Your mother tracked me down and told me of your existence. I must admit that I couldn’t really believe her at first. You see, it isn’t an easy thing for someone like me to create offspring. And it’s been a long time since I last saw Marlene Ryan. But she sent me your picture and I knew. I see it with my own eyes. I am your father.
And that knowledge fills me with both great elation and solemn regret. I’ve lived a life of isolation for a very long time because losing my only family member has destroyed me in ways I never could have imagined. So knowing that for the past nineteen years I have in fact had family makes me so happy. I wish I had known sooner. I wish we could have had time together. I wish I could have been there for you.
I don’t realize that I’m crying, just a few paragraphs in, until a strangled breath catches in my throat and a tear rolls down my cheek and drips back into my ear. All my insides are shaking, quivering. My chest feels tight and constricted.

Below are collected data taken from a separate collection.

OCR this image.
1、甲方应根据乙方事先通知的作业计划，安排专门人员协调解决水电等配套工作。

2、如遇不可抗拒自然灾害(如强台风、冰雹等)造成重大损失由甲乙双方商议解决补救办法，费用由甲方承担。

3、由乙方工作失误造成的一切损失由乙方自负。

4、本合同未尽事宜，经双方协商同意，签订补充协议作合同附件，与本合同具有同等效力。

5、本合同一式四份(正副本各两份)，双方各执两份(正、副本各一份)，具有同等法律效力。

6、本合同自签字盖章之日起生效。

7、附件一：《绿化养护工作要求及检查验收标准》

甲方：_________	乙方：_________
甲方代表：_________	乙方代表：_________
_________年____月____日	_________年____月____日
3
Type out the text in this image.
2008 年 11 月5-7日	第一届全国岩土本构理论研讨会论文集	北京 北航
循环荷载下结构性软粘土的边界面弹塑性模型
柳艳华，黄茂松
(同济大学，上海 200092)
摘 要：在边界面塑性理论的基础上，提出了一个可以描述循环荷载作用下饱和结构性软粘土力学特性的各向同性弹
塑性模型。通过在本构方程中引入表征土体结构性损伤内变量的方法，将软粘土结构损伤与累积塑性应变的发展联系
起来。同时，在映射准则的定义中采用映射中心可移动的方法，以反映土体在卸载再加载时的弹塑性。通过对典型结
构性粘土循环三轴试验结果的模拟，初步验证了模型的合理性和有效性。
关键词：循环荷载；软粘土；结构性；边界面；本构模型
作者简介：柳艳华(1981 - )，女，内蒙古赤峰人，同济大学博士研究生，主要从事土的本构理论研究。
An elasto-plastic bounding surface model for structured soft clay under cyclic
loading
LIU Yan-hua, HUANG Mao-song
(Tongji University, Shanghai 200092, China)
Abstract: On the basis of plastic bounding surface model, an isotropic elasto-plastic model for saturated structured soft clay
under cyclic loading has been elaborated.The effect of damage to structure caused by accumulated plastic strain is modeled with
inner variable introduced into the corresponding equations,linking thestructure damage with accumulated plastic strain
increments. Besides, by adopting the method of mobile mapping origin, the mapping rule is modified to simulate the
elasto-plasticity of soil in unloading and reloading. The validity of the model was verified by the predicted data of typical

I have many wishes for what might have been.
But I am also sorry.
Knowing that I am your father, I know the fate that I have put upon your shoulders. Eventually, you will know the truth about what I am. It may take years, hopefully many, many of them. But what I have is yours, and someday, I suppose, you will learn everything.
I am sorry I have thrust you into this immortal life. My own has been a long one, and the vast majority of it has been unhappy. It’s been full of politics and manipulation and distrust. I never want that for you.
So I ask you this: stay away from the House. Stay away from the King. Stay away from our kind.
I know this is asking for a life of isolation, but I only found peace when I removed myself from everything I’ve just listed out for you. They can bring you nothing but pain.
Should you ever come to Silent Bend and I am no longer alive, I’ve asked Rath to give you this letter. I had hoped that we could meet some day, face to face. But I am a coward. If you’re reading this, it means I never found the courage to seek you out myself and do it the right way. There are not enough sorrys that I can put on these pages for that.